The bijection is given by $$\gamma \longmapsto (f \longmapsto d/dt(f\circ\gamma) (t=0)$$.

With this alternate definition, when your manifold is embedded in some vector space, the tangent space at some point is canonically embedded in the same vector space.

Edit:

0) I am using “derivations” as the name of tangent vectors according to your definition. 1) The bijection is defined from the space of equivalence classes of paths to derivations of $$F(M)$$ at $$x$$: to the path $$\gamma$$ you associate the derivation $$D_{\gamma}: f \longmapsto \frac{d}{dt}_{|t=0}(f \circ \gamma)$$.

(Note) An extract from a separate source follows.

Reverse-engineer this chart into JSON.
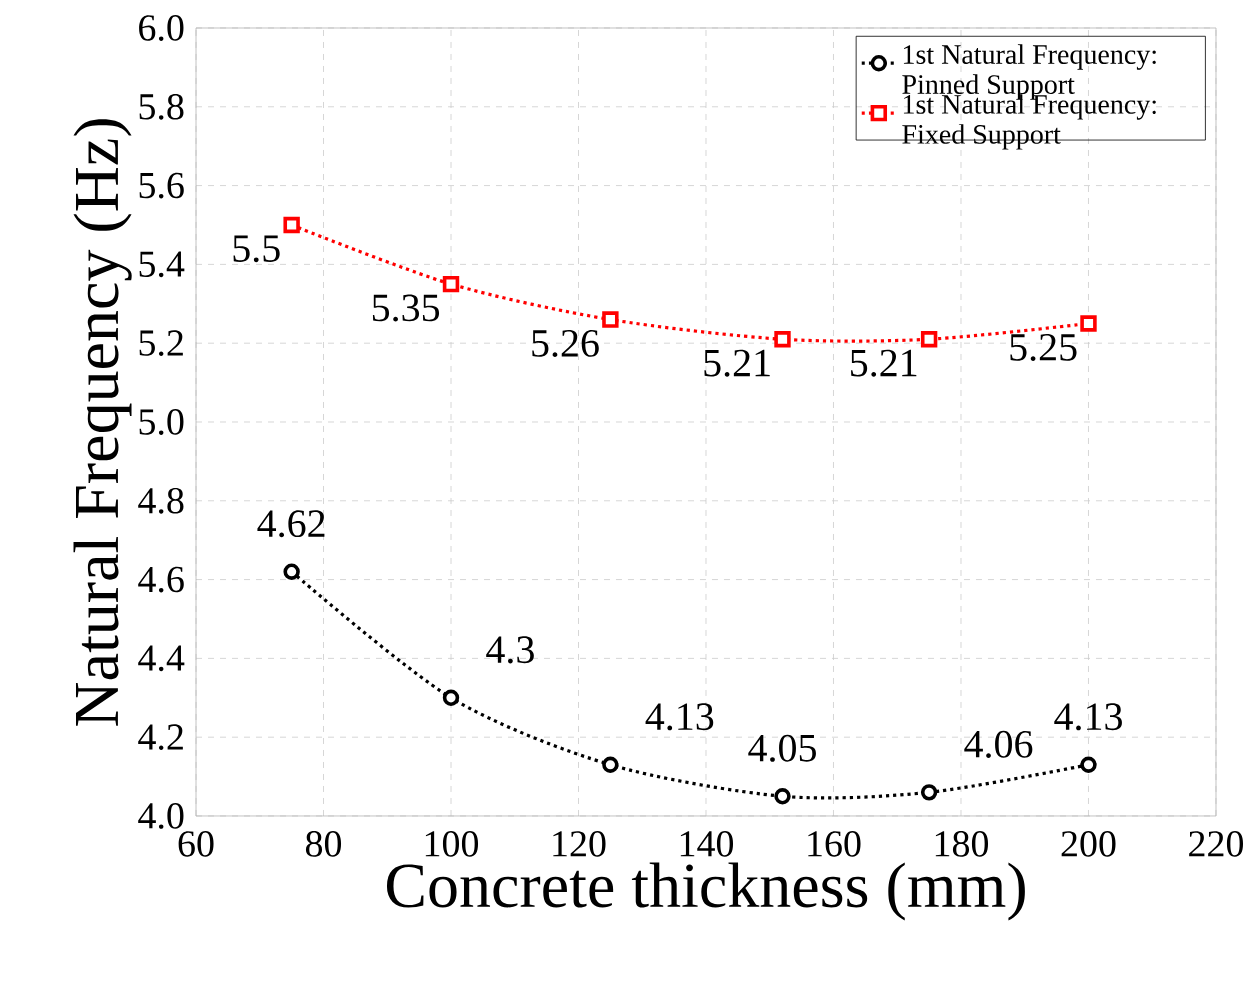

You can for instance take $$M=\mathbb{R}^n$$: then the equivalence classes are exactly given by the (usual linear) derivative of paths at $$t=0$$, and to the path $$\gamma$$ you associate the derivation $$D_{\gamma}: f \longmapsto d_x f(\gamma’(0))$$.

2) When your manifold is embedded in a vector space $$E$$ (with a finite dimension), then two paths are equivalent iff they have same linear derivative at $$t=0$$ (as smooth functions from an interval to $$E$$). So you can represent each equivalence class in the tangent space by the underlying common derivative of the paths at $$t=0$$, which is a vector from $$E$$, and you get an embedding $$T_x M \rightarrow E$$. Now, when $$M$$ is a matrix group, it is embedded in the space of square matrices, thus so are ots tangent spaces.

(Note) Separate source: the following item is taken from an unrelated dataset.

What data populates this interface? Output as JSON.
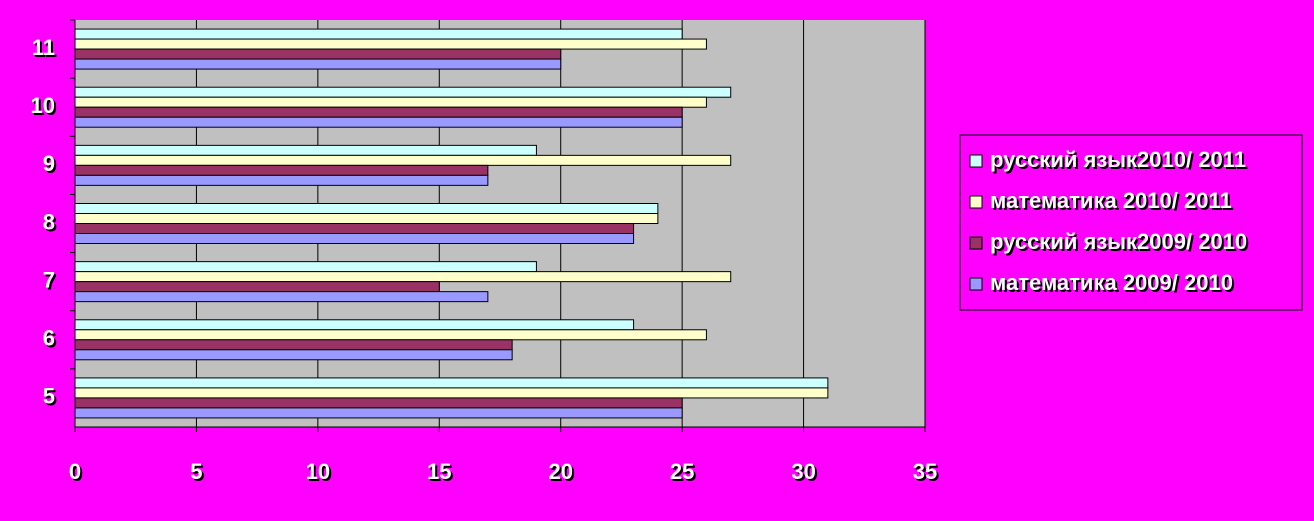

3) The definition of the tangent space using derivations is pretty clean and satisfying (not that your physics people would care ;) ). It can however sometimes be inconvenient (when proving, say, that the tangent bundle exists as a manifold).

• Thanks for the answer. I kind of hoped for an answer that would circumvent the definition in terms of tangents to curves as I feel I dont understand it very well. Could you expand on how the $\gamma'$ can be seen as matrices, as I dont really understand your explanation/the bijection you mention. Dec 13, 2018 at 0:45
• Hey, thanks for the edit. If I understand your answer correctly now, the answer to my question lies really in fact that my manifold is embedded in a vector space E whose tangent spaces is isomorphic to E and thus I also have an embedding $T_x M\to E$ as you write. I might miss something, but where is the explicit definition of the tangent spaces (be it in terms of derivations or tangents to curves) even important? Dec 13, 2018 at 11:10
• Not really, but at some rather close point you will have to give the set of all tangent spaces a manifold structure (you get the tangent bundle). And it is somewhat easier if you consider tangent paths. Dec 13, 2018 at 11:35

Let $$\gamma$$ be a curve in the matrices; that is $$\gamma:(-\epsilon,\epsilon) \rightarrow G$$ such that $$\gamma(0)$$ = $$I$$. We want to know the possible tangent vectors to these curves. From what everyone has said, we can view this as a curve into $$\mathbb{R}^{n^2}$$. We know from calculus, that every v $$\in \mathbb{R}^{n^2}$$ is a possible tangent vector. So it may be easier to see that every matrix is a tangent vector when we view $$\gamma$$ as a matrix curve.